At this point, how I got here — using agents to build the thing — barely matters. What matters now is: is this application actually valuable to people? With observability, I can see how my servers are performing, whether I need to pay for more capacity, and if I do decide to upgrade, I’ve got the data to back that decision.

There’s also the challenge of cost. The project isn’t making money yet, and I don’t have spare cash to throw at it, so I need to squeeze as much value as I can out of what I have. That’s led me to dig into platforms like Grafana and PostHog.

I used to be part of a DevOps group at a previous job, and though I spent most of my time on pipeline work, I now wish I had paid more attention to observability.

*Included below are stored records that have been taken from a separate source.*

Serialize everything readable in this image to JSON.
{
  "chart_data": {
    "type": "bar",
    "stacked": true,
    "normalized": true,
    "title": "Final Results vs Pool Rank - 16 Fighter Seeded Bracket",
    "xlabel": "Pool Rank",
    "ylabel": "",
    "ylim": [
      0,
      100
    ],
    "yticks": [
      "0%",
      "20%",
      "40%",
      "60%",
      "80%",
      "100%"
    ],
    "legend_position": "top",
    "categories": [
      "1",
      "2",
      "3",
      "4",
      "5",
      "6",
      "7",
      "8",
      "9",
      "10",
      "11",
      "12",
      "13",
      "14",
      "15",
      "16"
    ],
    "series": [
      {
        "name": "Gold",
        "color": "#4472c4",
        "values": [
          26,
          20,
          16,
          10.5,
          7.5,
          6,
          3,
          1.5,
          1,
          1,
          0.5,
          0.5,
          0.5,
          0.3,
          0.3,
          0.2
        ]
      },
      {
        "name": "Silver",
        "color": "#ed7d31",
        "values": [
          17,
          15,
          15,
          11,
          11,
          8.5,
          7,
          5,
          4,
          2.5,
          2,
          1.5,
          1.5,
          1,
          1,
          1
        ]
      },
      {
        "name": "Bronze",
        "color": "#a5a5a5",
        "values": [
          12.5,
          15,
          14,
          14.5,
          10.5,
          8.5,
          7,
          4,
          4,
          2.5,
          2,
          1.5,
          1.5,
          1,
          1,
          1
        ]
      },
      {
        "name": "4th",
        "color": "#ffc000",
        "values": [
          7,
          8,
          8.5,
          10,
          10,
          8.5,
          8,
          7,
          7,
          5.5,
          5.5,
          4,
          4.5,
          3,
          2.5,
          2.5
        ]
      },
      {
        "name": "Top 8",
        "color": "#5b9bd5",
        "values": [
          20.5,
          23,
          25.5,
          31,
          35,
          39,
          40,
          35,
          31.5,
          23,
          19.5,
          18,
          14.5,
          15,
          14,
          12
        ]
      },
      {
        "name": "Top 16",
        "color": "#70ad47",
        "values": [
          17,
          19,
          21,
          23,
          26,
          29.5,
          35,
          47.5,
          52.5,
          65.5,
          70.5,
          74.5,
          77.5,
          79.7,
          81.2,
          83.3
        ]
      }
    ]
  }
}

One other benefit of living in the AI era: almost every product now ships with an AI assistant baked in. I was able to build a useful dashboard in Grafana using its embedded assistant — I described what I wanted to see, asked it to analyse my ingested logs, and got a working dashboard without knowing much about Grafana at all. That said, it doesn’t eliminate the need to actually understand the tool. The more you understand it, the more value you can pull from it.

So, what’s the takeaway? Agentic code is just the beginning. Operations, cost, and >growth — that’s where the real work starts.